Perché sottoponiamo i riscaldatori per bagni a test di “tortura”
Sia onesti: i bagni rappresentano un vero incubo per gli elettrodomestici. C’è corrente ad alta tensione a pochi centimetri di distanza dalle nuvole di vapore, dall’acqua che schizza ovunque, e poi ci sono anche grandi variazioni di temperatura quando ci si fa una doccia calda. La maggior parte delle aziende si accontenta di indicare una classe di protezione “IP65”. Ma c’è un problema: un sigillo efficiente fin dal primo giorno non è lo stesso di uno che funziona ancora dopo sei mesi di umidità costante.
Il modo in cui l’umidità entra nell’apparecchio
L’acqua liquida è facile da fermare. Il vapore, invece, no. I granuli di vapore sono minuscoli; riescono a passare attraverso le fessure più piccole presenti nei componenti dell’apparecchio e raggiungono i terminali elettrici e il vetro di quarzo. Una volta all’interno, l’umidità si deposita su questi elementi, causando problemi legati alla corrente elettrica. E questo può portare a cortocircuiti o a fusibili bruciati.

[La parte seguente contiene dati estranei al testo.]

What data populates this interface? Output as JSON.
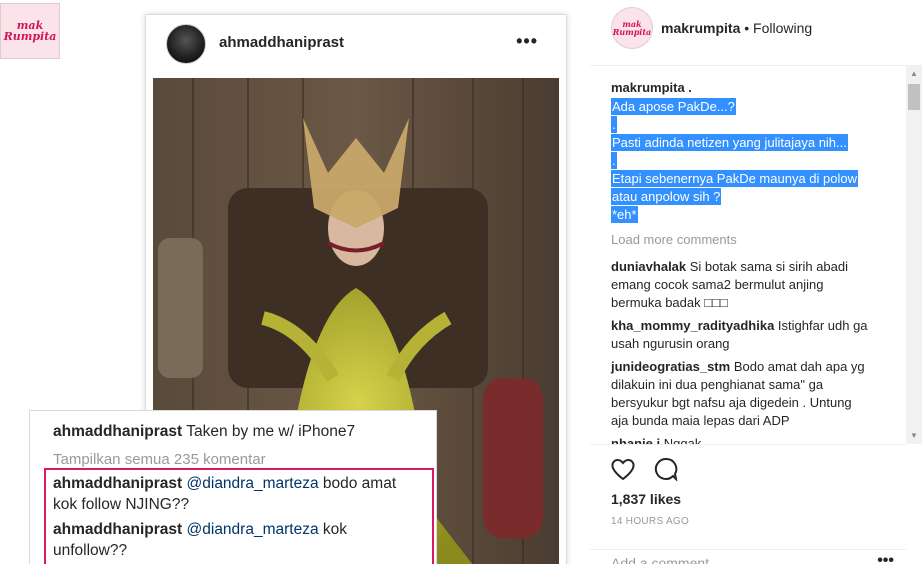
{
  "logo": {
    "line1": "mak",
    "line2": "Rumpita"
  },
  "post": {
    "username": "ahmaddhaniprast",
    "menu": "•••",
    "caption_user": "ahmaddhaniprast",
    "caption_text": "Taken by me w/ iPhone7",
    "view_all": "Tampilkan semua 235 komentar",
    "comments": [
      {
        "user": "ahmaddhaniprast",
        "mention": "@diandra_marteza",
        "text1": "bodo amat",
        "text2": "kok follow NJING??"
      },
      {
        "user": "ahmaddhaniprast",
        "mention": "@diandra_marteza",
        "text1": "kok",
        "text2": "unfollow??"
      }
    ]
  },
  "panel": {
    "username": "makrumpita",
    "follow_status": "• Following",
    "caption_author": "makrumpita .",
    "caption_lines": [
      "Ada apose PakDe...?",
      ".",
      "Pasti adinda netizen yang julitajaya nih...",
      ".",
      "Etapi sebenernya PakDe maunya di polow",
      "atau anpolow sih ?",
      "*eh*"
    ],
    "load_more": "Load more comments",
    "comments": [
      {
        "user": "duniavhalak",
        "lines": [
          "Si botak sama si sirih abadi",
          "emang cocok sama2 bermulut anjing",
          "bermuka badak □□□"
        ]
      },
      {
        "user": "kha_mommy_radityadhika",
        "lines": [
          "Istighfar udh ga",
          "usah ngurusin orang"
        ]
      },
      {
        "user": "junideogratias_stm",
        "lines": [
          "Bodo amat dah apa yg",
          "dilakuin ini dua penghianat sama\" ga",
          "bersyukur bgt nafsu aja digedein . Untung",
          "aja bunda maia lepas dari ADP"
        ]
      },
      {
        "user": "nhanie.i",
        "lines": [
          "Nggak"
        ]
      }
    ],
    "likes": "1,837 likes",
    "time_ago": "14 HOURS AGO",
    "add_comment_placeholder": "Add a comment...",
    "add_menu": "•••"
  },
  "colors": {
    "selection": "#3390ff",
    "highlight_border": "#d81b60",
    "mention": "#003569",
    "brand_pink": "#d2145a"
  },
  "icons": [
    "heart-icon",
    "comment-icon",
    "more-options-icon",
    "scroll-up-arrow",
    "scroll-down-arrow"
  ]
}
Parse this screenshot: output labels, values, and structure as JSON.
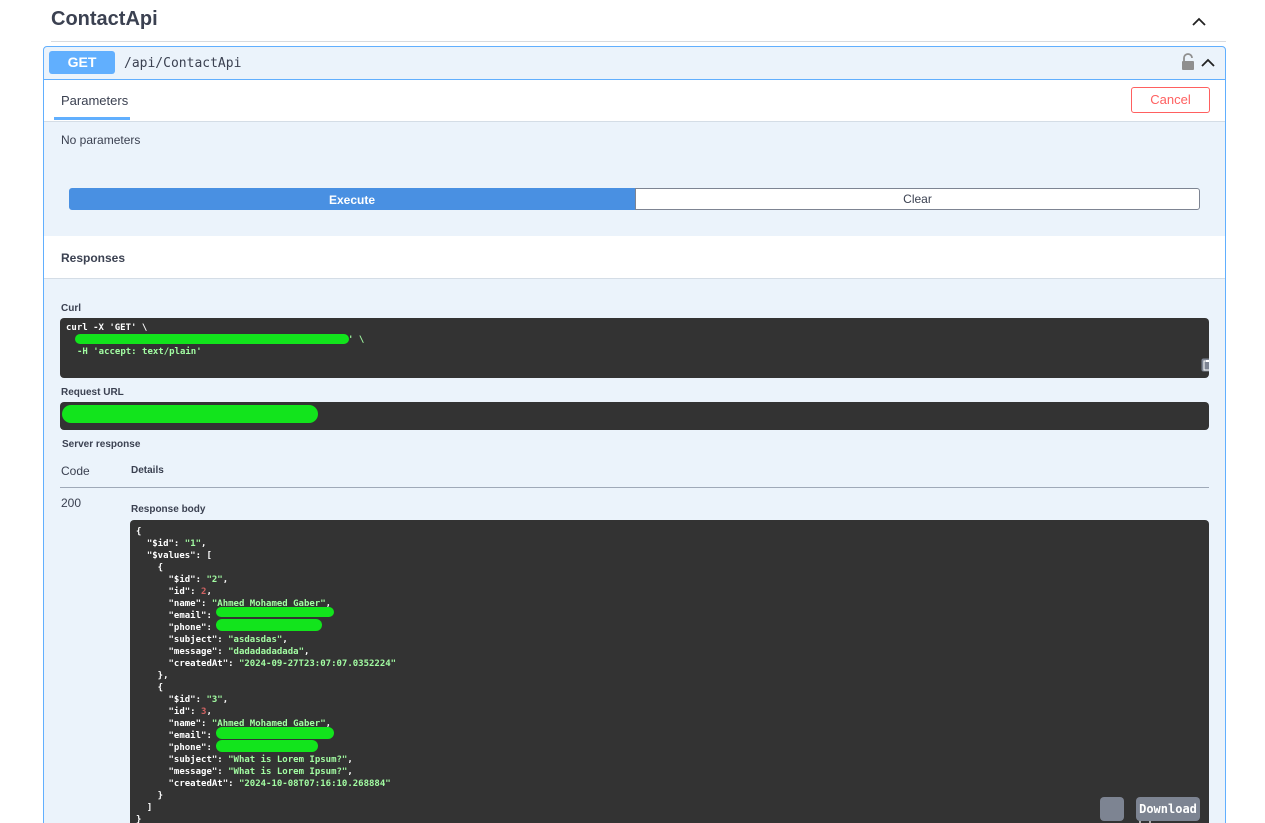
{
  "tag": {
    "title": "ContactApi"
  },
  "operation": {
    "method": "GET",
    "path": "/api/ContactApi"
  },
  "parameters": {
    "tab_label": "Parameters",
    "cancel_label": "Cancel",
    "empty_text": "No parameters"
  },
  "actions": {
    "execute_label": "Execute",
    "clear_label": "Clear"
  },
  "responses": {
    "title": "Responses",
    "curl_label": "Curl",
    "curl_line1": "curl -X 'GET' \\",
    "curl_line2_tail": "' \\",
    "curl_line3": "-H 'accept: text/plain'",
    "request_url_label": "Request URL",
    "server_response_label": "Server response",
    "code_header": "Code",
    "details_header": "Details",
    "status_code": "200",
    "body_label": "Response body",
    "download_label": "Download",
    "body_lines": [
      "{",
      "  \"$id\": \"1\",",
      "  \"$values\": [",
      "    {",
      "      \"$id\": \"2\",",
      "      \"id\": 2,",
      "      \"name\": \"Ahmed Mohamed Gaber\",",
      "      \"email\": ",
      "      \"phone\": ",
      "      \"subject\": \"asdasdas\",",
      "      \"message\": \"dadadadadada\",",
      "      \"createdAt\": \"2024-09-27T23:07:07.0352224\"",
      "    },",
      "    {",
      "      \"$id\": \"3\",",
      "      \"id\": 3,",
      "      \"name\": \"Ahmed Mohamed Gaber\",",
      "      \"email\": ",
      "      \"phone\": ",
      "      \"subject\": \"What is Lorem Ipsum?\",",
      "      \"message\": \"What is Lorem Ipsum?\",",
      "      \"createdAt\": \"2024-10-08T07:16:10.268884\"",
      "    }",
      "  ]",
      "}"
    ]
  },
  "colors": {
    "method_get": "#61affe",
    "execute": "#4990e2",
    "cancel": "#ff6060",
    "code_bg": "#333333",
    "string": "#a2fca2",
    "number": "#d36363",
    "redaction": "#12e41c"
  }
}
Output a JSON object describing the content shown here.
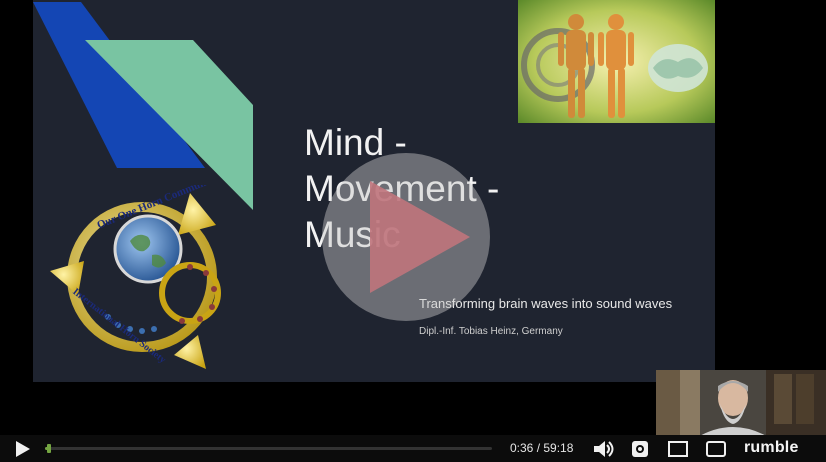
{
  "slide": {
    "title": "Mind -\nMovement -\nMusic",
    "subtitle": "Transforming brain waves into sound waves",
    "author": "Dipl.-Inf. Tobias Heinz, Germany",
    "logo_text_top": "Our One Horn Community",
    "logo_text_bottom": "International Horn Society"
  },
  "player": {
    "time_current": "0:36",
    "time_separator": " / ",
    "time_total": "59:18",
    "progress": 0.01,
    "brand": "rumble"
  },
  "colors": {
    "slide_bg": "#1f2430",
    "shape_blue": "#1446b4",
    "shape_green": "#79c4a2",
    "progress": "#75a642",
    "play_overlay": "rgba(200,200,200,0.45)"
  },
  "icons": {
    "play": "play-icon",
    "volume": "volume-icon",
    "settings": "gear-icon",
    "theater": "theater-mode-icon",
    "pip": "picture-in-picture-icon"
  }
}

Per evitare tutto questo, utilizziamo test di invecchiamento sotto condizioni di umidità elevata
In pratica, mettiamo i riscaldatori in una camera molto calda e umida, poi accendiamo e spegniamo ripetutamente l’apparecchio. Vogliamo capire esattamente quando il sigillo smette di funzionare o quando l’isolamento non è più efficace… prima che l’apparecchio arrivi a casa vostra.

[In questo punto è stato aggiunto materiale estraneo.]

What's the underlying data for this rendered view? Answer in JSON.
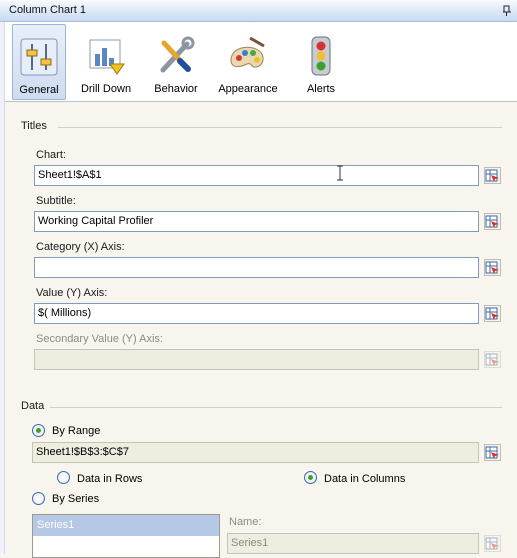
{
  "window": {
    "title": "Column Chart 1"
  },
  "tabs": [
    {
      "label": "General",
      "icon": "general-icon",
      "active": true
    },
    {
      "label": "Drill Down",
      "icon": "drill-down-icon",
      "active": false
    },
    {
      "label": "Behavior",
      "icon": "behavior-icon",
      "active": false
    },
    {
      "label": "Appearance",
      "icon": "appearance-icon",
      "active": false
    },
    {
      "label": "Alerts",
      "icon": "alerts-icon",
      "active": false
    }
  ],
  "titles": {
    "group_label": "Titles",
    "chart_label": "Chart:",
    "chart_value": "Sheet1!$A$1",
    "subtitle_label": "Subtitle:",
    "subtitle_value": "Working Capital Profiler",
    "category_label": "Category (X) Axis:",
    "category_value": "",
    "value_label": "Value (Y) Axis:",
    "value_value": "$( Millions)",
    "secondary_label": "Secondary Value (Y) Axis:",
    "secondary_value": ""
  },
  "data": {
    "group_label": "Data",
    "by_range_label": "By Range",
    "by_range_selected": true,
    "range_value": "Sheet1!$B$3:$C$7",
    "rows_label": "Data in Rows",
    "columns_label": "Data in Columns",
    "orientation_selected": "columns",
    "by_series_label": "By Series",
    "by_series_selected": false,
    "series": [
      "Series1"
    ],
    "name_label": "Name:",
    "name_value": "Series1"
  },
  "colors": {
    "accent": "#3aa12f",
    "field_border": "#7f9db9",
    "panel_bg": "#f7f5ee"
  }
}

Il problema legato alla “respirazione” dell’apparecchio
Le lampade a infrarossi diventano estremamente calde in tempi molto brevi. Questo crea una differenza di pressione tra l’interno della lampada, dove la temperatura è altissima, e l’aria fresca e umida all’esterno. Questo effetto “di respirazione” fa sì che l’aria umida entri nell’apparecchio. Se il sigillo non è abbastanza solido, l’apparecchio viene distrutto.

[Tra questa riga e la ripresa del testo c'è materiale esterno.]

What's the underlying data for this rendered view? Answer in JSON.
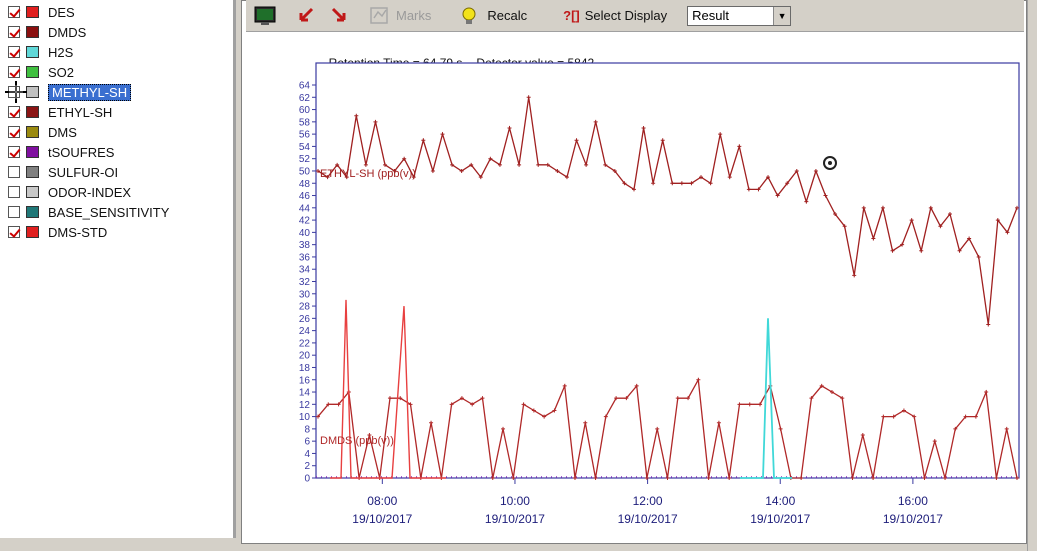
{
  "compounds": [
    {
      "name": "DES",
      "checked": true,
      "color": "#e02020",
      "selected": false
    },
    {
      "name": "DMDS",
      "checked": true,
      "color": "#8b1010",
      "selected": false
    },
    {
      "name": "H2S",
      "checked": true,
      "color": "#60d8d8",
      "selected": false
    },
    {
      "name": "SO2",
      "checked": true,
      "color": "#40c040",
      "selected": false
    },
    {
      "name": "METHYL-SH",
      "checked": false,
      "color": "#c0c0c0",
      "selected": true
    },
    {
      "name": "ETHYL-SH",
      "checked": true,
      "color": "#8b1515",
      "selected": false
    },
    {
      "name": "DMS",
      "checked": true,
      "color": "#9a8a10",
      "selected": false
    },
    {
      "name": "tSOUFRES",
      "checked": true,
      "color": "#8010a0",
      "selected": false
    },
    {
      "name": "SULFUR-OI",
      "checked": false,
      "color": "#808080",
      "selected": false
    },
    {
      "name": "ODOR-INDEX",
      "checked": false,
      "color": "#c8c8c8",
      "selected": false
    },
    {
      "name": "BASE_SENSITIVITY",
      "checked": false,
      "color": "#207878",
      "selected": false
    },
    {
      "name": "DMS-STD",
      "checked": true,
      "color": "#e02020",
      "selected": false
    }
  ],
  "toolbar": {
    "marks_label": "Marks",
    "recalc_label": "Recalc",
    "select_display_label": "Select Display",
    "select_display_icon": "?[]",
    "display_value": "Result"
  },
  "readout": {
    "retention_time": "Retention Time = 64.79 s",
    "detector_value": "Detector value = 5842"
  },
  "chart_data": {
    "type": "line",
    "x_tick_times": [
      "08:00",
      "10:00",
      "12:00",
      "14:00",
      "16:00"
    ],
    "x_tick_dates": [
      "19/10/2017",
      "19/10/2017",
      "19/10/2017",
      "19/10/2017",
      "19/10/2017"
    ],
    "x_hours": [
      7.0,
      9.0,
      11.0,
      13.0,
      15.0,
      17.2
    ],
    "ylim": [
      0,
      64
    ],
    "y_ticks": [
      "0",
      "2",
      "4",
      "6",
      "8",
      "10",
      "12",
      "14",
      "16",
      "18",
      "20",
      "22",
      "24",
      "26",
      "28",
      "30",
      "32",
      "34",
      "36",
      "38",
      "40",
      "42",
      "44",
      "46",
      "48",
      "50",
      "52",
      "54",
      "56",
      "58",
      "60",
      "62",
      "64"
    ],
    "series": [
      {
        "name": "ETHYL-SH (ppb(v))",
        "color": "#a02020",
        "values": [
          50,
          49,
          51,
          49,
          59,
          51,
          58,
          51,
          50,
          52,
          49,
          55,
          50,
          56,
          51,
          50,
          51,
          49,
          52,
          51,
          57,
          51,
          62,
          51,
          51,
          50,
          49,
          55,
          51,
          58,
          51,
          50,
          48,
          47,
          57,
          48,
          55,
          48,
          48,
          48,
          49,
          48,
          56,
          49,
          54,
          47,
          47,
          49,
          46,
          48,
          50,
          45,
          50,
          46,
          43,
          41,
          33,
          44,
          39,
          44,
          37,
          38,
          42,
          37,
          44,
          41,
          43,
          37,
          39,
          36,
          25,
          42,
          40,
          44
        ],
        "label_index": 0
      },
      {
        "name": "DMDS (ppb(v))",
        "color": "#b02828",
        "values": [
          10,
          12,
          12,
          14,
          0,
          7,
          0,
          13,
          13,
          12,
          0,
          9,
          0,
          12,
          13,
          12,
          13,
          0,
          8,
          0,
          12,
          11,
          10,
          11,
          15,
          0,
          9,
          0,
          10,
          13,
          13,
          15,
          0,
          8,
          0,
          13,
          13,
          16,
          0,
          9,
          0,
          12,
          12,
          12,
          15,
          8,
          0,
          0,
          13,
          15,
          14,
          13,
          0,
          7,
          0,
          10,
          10,
          11,
          10,
          0,
          6,
          0,
          8,
          10,
          10,
          14,
          0,
          8,
          0
        ],
        "label_index": 0
      },
      {
        "name": "",
        "color": "#e84040",
        "values": [
          0,
          0,
          0,
          29,
          0,
          0,
          0,
          0,
          0,
          0,
          0,
          0,
          28,
          0,
          0,
          0,
          0,
          0,
          0,
          0
        ],
        "spikes": true
      },
      {
        "name": "",
        "color": "#40d8d8",
        "values": [
          0,
          0,
          0,
          0,
          0,
          26,
          0,
          0,
          0,
          0
        ],
        "spikes": true
      }
    ]
  }
}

Controlliamo attentamente eventuali segni di ruggine sui connettori o se il silicone si sta degradando
Se una lampada si guasta durante questi test, non la ignoriamo semplicemente. Torniamo indietro, ridisegniamo i componenti necessari o troviamo un sigillo migliore.
Trovare il giusto equilibrio
Potreste pensare: “Basta sigillarlo meglio!” Ma c’è un problema: se lo sigillate troppo bene, si crea una pressione interna eccessiva. Quando la lampada si riscalda rapidamente, questa pressione può danneggiare il vetro di quarzo. È quindi necessario trovare un equilibrio perfetto: l’apparecchio deve essere sufficientemente ermetico per tenere fuori il vapore, ma allo stesso tempo deve permettere alla struttura di “respirare”, così da evitare che il vetro si rompa. Ci vogliono molte prove per trovare il giusto equilibrio, ma è l’unico modo per assicurarsi che il riscaldatore duri nel tempo.